Izo, no to... smacznego placka na wiosnę
Magdo, a moje nie kwitną jeszcze. Pochodziłem sobie dziś po ogródkach działkowych czekając na juniora, i większość wiciokrzewów już kwitnie. Za to moj nie ma mszyc, wszystkie siedzą na pobliskim jaśminowcu i rożach. Zatrzęsienie w tym roku. Zamierzyłem się, zeby popryskac szarym mydłem, ale już nawet tego nie można dostać. Jest tylko jakiś "Biały jeleń" sprzedawany jako szare mydło. Tylko, że... sodowy, a nie potasowy.
O tempora...
Ewo, przyjdzie pogoda, przyjdzie... Jeszcze będziemy narzekać na suszę
Izo, ostatnia nadzieja, ze winorośl nada jej klimat. Jeden się ostał, więc może nawet w tym roku ją zasłoni. A Arkadia czeka na wsadzenie, teraz zbytnio bym ja pokiereszował przy wykańczaniu. I ciągle biję się z myślami, czy zakładać rynny, czy robić ryflowaną drewnianą podłogę...

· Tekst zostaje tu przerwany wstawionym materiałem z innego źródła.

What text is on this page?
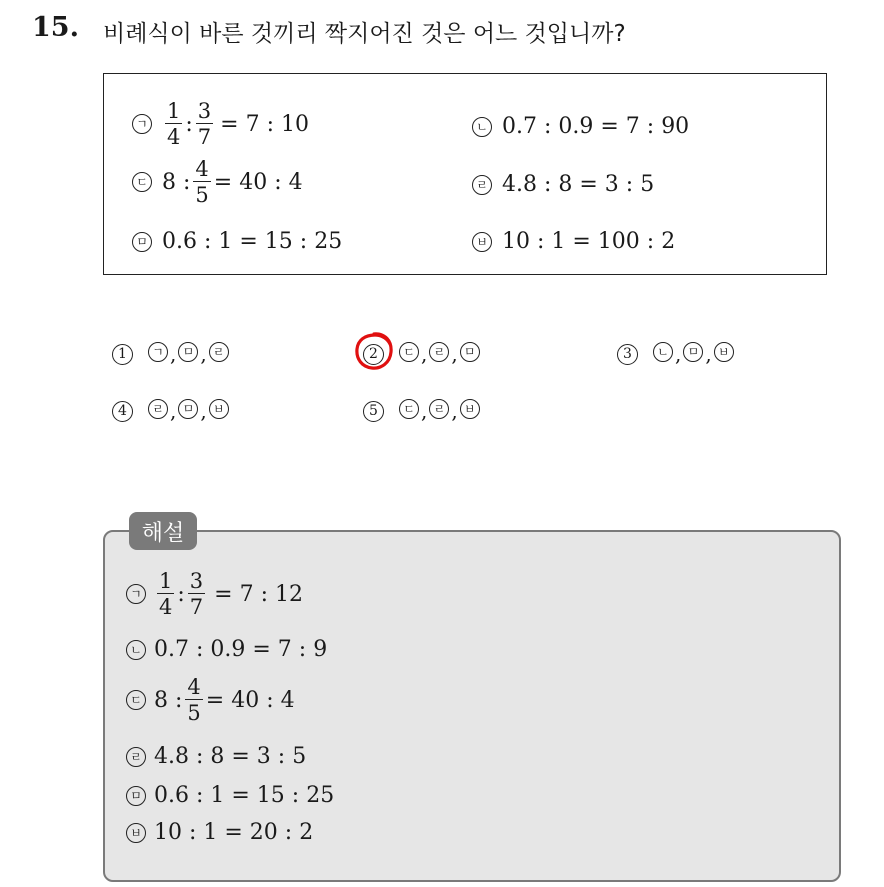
15. 비례식이 바른 것끼리 짝지어진 것은 어느 것입니까?
ㄱ $\frac{1}{4}$ : $\frac{3}{7} = 7$ : 10	ㄴ 0.7 : 0.9 = 7 : 90
ㄷ 8 : $\frac{4}{5} = 40$ : 4	ㄹ 4.8 : 8 = 3 : 5
ㅁ 0.6 : 1 = 15 : 25	ㅂ 10 : 1 = 100 : 2
1	ㄱ , ㅁ , ㄹ	2	ㄷ , ㄹ , ㅁ	3	ㄴ , ㅁ , ㅂ
4	ㄹ , ㅁ , ㅂ	5	ㄷ , ㄹ , ㅂ
해설
ㄱ $\frac{1}{4}$ : $\frac{3}{7} = 7$ : 12
ㄴ 0.7 : 0.9 = 7 : 9
ㄷ 8 : $\frac{4}{5} = 40$ : 4
ㄹ 4.8 : 8 = 3 : 5
ㅁ 0.6 : 1 = 15 : 25
ㅂ 10 : 1 = 20 : 2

Aga, dziś dotarła kolejna porcja drewna, więc jutro znów mały kroczek do przodu. Szkoda tylko, że w BC sklepy pozamykają, to byłby świetny dzień, żeby kupić pokrycie dachowe. Bo u mnie większość sklepów czynna w normalne dni od 8 do 16

. Dla bezrobotnych je otwierają, czy co? Co to za idiotyzm mieć sklepy otwarte jedynie w godzinach, kiedy większość ludzi jest w pracy?